The denominator is labor input. But most of labor input consists of human capital. To measure labor input, you need to be able to measure quality, not just quantity. What is the incremental value of X years of schooling and Y years of experience? We do not have a reliable way to do that. One approach uses wage rates as an indicator of quality, but that amounts to assuming that productivity and wage rates are tightly coupled, but that amounts to assuming away the question that Alexander is raising.

We are not in a GDP factory. As the share of GDP devoted to health care and education goes up and the share devoted to manufacturing goes down, we are giving more weight to a sector where real output and the quality of labor input are extremely difficult to measure.

I think that for economists to say anything useful about productivity and wages, they should try to study individual units of individual firms. My guess is if you were to undertake such a study, you would be overwhelmed by doubts about the precision of your measurements and the difficulty of obtaining a decent signal-to-noise ratio.
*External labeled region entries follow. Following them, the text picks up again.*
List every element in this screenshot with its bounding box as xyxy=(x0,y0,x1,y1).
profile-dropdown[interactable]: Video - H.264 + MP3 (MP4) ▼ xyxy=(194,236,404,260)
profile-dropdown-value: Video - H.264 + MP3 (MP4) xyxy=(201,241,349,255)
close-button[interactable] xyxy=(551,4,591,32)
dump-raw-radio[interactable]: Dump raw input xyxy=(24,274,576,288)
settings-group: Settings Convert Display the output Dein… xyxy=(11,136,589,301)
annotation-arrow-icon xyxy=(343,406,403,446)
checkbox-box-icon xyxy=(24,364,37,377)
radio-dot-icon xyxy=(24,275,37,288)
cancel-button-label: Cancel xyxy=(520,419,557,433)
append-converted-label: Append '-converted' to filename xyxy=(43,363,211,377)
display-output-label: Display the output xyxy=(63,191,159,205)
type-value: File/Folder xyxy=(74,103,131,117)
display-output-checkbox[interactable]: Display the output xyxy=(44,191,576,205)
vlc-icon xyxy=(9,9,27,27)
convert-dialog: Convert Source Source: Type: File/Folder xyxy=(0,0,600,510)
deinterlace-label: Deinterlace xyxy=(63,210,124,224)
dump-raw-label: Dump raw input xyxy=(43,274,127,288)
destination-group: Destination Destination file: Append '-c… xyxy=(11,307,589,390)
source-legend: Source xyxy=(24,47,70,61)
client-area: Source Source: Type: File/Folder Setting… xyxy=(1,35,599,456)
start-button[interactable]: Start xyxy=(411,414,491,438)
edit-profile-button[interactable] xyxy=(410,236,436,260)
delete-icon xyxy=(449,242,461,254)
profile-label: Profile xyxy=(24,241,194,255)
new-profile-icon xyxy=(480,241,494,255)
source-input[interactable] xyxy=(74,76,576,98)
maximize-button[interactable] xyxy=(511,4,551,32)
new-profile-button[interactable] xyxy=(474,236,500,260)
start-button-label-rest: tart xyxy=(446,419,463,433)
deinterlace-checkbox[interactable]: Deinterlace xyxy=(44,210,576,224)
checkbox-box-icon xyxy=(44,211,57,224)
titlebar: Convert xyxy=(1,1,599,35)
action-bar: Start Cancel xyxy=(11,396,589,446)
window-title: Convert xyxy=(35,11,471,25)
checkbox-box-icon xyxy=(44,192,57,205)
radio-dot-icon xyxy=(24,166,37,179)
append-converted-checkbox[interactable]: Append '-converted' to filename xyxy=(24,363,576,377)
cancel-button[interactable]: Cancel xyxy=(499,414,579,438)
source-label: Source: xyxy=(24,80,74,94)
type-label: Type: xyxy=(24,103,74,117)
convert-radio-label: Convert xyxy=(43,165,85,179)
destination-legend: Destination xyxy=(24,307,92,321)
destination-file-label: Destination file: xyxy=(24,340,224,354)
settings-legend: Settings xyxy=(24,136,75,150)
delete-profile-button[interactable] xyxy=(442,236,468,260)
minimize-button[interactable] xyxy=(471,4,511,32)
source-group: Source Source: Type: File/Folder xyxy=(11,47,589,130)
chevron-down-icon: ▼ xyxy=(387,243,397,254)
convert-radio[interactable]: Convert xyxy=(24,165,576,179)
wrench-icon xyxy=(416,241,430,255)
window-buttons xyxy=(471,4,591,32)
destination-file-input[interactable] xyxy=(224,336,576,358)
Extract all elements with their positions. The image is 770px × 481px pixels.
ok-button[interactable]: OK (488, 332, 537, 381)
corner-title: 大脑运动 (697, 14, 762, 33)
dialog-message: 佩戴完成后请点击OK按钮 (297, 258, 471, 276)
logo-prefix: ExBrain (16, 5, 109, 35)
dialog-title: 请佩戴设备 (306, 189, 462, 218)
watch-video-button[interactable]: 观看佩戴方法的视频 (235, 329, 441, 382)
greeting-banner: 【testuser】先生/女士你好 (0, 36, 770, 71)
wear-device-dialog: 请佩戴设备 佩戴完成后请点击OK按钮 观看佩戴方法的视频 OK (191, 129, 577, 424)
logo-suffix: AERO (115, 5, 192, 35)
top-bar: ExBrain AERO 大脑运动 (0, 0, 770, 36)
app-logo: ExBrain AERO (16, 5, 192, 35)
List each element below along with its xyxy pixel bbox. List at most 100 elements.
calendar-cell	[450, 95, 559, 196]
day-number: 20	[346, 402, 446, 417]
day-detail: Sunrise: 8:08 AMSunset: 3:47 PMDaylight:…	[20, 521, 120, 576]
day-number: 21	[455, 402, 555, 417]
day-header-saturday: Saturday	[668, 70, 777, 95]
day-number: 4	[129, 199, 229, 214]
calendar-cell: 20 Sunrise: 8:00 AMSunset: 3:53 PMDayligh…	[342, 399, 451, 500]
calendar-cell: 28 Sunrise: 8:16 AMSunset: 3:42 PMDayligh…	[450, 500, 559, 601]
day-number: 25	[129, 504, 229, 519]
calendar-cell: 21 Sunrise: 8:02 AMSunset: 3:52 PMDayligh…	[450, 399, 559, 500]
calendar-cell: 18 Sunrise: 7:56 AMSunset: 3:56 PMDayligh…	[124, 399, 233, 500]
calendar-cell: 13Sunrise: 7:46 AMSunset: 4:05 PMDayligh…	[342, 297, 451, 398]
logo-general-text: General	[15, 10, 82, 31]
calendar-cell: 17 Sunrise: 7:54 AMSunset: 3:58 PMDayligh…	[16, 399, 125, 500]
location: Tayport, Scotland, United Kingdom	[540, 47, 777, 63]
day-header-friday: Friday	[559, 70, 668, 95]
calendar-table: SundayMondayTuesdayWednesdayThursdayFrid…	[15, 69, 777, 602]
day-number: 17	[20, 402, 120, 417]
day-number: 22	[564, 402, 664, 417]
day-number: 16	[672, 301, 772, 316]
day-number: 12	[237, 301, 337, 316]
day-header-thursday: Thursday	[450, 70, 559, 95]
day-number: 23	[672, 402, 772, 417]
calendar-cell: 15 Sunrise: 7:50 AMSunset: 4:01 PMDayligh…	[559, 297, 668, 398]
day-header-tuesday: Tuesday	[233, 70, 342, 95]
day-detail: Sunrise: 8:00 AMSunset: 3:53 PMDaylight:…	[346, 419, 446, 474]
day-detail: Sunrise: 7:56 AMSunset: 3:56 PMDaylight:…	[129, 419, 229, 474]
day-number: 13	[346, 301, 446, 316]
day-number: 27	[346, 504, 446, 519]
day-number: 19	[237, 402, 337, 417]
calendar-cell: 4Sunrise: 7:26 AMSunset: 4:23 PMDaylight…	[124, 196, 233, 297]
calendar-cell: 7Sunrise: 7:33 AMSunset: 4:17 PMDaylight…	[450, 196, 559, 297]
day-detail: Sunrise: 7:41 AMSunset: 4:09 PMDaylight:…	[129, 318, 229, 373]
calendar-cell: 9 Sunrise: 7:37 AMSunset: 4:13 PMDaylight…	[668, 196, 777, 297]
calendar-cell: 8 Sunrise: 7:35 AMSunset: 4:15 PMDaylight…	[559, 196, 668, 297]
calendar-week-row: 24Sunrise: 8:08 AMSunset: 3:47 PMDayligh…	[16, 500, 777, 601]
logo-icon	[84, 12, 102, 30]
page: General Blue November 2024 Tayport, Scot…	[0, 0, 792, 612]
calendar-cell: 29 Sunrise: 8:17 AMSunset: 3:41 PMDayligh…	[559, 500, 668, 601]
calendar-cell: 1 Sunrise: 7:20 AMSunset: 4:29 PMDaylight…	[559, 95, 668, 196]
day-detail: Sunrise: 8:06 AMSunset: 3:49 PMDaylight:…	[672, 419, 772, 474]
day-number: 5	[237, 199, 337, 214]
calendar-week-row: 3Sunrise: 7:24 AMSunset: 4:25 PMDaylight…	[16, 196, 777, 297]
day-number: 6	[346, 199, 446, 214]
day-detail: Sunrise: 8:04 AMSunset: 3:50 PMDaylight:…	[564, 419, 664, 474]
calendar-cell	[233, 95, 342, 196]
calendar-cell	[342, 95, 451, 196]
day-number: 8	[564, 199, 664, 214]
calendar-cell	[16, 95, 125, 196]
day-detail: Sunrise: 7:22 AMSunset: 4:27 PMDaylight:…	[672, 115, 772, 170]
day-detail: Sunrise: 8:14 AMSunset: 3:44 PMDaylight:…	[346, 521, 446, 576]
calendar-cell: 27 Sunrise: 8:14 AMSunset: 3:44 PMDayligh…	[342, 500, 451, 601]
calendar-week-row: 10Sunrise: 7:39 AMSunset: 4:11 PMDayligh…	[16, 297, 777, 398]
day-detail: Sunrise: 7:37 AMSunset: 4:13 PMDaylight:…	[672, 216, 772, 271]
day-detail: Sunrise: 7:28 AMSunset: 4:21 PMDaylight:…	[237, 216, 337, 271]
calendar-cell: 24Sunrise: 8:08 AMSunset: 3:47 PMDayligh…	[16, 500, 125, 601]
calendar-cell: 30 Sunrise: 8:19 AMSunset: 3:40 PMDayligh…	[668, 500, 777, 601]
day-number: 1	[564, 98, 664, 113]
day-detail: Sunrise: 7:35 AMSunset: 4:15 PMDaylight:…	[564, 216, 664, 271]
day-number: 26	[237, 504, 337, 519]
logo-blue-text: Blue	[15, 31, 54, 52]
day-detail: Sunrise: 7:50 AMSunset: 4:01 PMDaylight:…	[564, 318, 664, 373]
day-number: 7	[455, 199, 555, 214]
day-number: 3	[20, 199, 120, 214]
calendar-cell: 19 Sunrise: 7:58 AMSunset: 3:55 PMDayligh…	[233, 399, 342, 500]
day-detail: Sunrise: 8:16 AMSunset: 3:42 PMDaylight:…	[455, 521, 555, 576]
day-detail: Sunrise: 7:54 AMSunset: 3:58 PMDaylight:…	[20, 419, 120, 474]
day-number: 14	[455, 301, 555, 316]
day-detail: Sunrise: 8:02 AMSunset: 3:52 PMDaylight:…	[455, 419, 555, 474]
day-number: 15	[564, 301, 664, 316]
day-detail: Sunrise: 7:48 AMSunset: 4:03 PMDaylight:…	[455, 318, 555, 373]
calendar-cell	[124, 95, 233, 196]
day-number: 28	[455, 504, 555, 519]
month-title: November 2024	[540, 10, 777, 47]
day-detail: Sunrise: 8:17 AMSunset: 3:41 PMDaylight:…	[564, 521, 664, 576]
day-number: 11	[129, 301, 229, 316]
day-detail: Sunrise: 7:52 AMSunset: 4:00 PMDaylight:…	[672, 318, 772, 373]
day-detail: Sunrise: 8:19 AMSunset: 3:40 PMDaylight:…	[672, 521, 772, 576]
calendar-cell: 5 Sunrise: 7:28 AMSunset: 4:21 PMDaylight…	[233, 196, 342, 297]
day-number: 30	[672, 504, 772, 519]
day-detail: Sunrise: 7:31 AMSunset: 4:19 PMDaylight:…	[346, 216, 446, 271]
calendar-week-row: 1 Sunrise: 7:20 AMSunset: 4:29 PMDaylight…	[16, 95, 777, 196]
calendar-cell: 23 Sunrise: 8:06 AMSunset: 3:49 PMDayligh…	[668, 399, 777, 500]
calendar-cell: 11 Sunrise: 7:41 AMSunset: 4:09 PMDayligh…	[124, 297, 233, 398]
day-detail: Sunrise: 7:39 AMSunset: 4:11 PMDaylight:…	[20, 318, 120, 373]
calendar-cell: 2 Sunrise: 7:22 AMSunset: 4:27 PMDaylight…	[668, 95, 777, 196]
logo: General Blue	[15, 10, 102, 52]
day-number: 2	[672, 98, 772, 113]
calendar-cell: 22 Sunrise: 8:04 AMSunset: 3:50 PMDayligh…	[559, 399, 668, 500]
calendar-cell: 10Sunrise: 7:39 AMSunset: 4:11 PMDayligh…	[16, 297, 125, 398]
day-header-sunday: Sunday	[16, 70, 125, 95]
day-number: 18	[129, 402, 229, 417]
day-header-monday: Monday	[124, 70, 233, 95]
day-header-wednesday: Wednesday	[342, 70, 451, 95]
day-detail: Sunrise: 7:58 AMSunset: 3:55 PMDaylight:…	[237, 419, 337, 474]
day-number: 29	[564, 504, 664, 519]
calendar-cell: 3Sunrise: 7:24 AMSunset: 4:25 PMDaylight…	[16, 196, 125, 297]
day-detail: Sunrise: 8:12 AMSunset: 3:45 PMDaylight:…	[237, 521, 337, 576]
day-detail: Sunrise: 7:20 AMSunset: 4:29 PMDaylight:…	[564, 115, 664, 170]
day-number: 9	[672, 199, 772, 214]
It’s perverse that you would instead look at the aggregate statistics cranked out by the Commerce Department and the Labor Department and pretend that it’s 100 percent signal.

How the Scandinavians encourage work

Timothy Taylor writes,

But Kleven also points out that the higher Scandinavian taxes finance government policies that make it easier for many people to work — in particular “provision of child care, preschool, and elderly care.” He writes: “Even though these programs are typically universal (and therefore available to both working and nonworking families), they effectively subsidize labor supply by lowering the prices of goods that are complementary to working. … [T]he Scandinavian countries … spend more on such [labor] participation subsidies … than any other country. …”

I like the phrase “complementary to working.” Obviously, getting transfer payments is a substitute for working. But getting support for child care and elder care is complementary to working.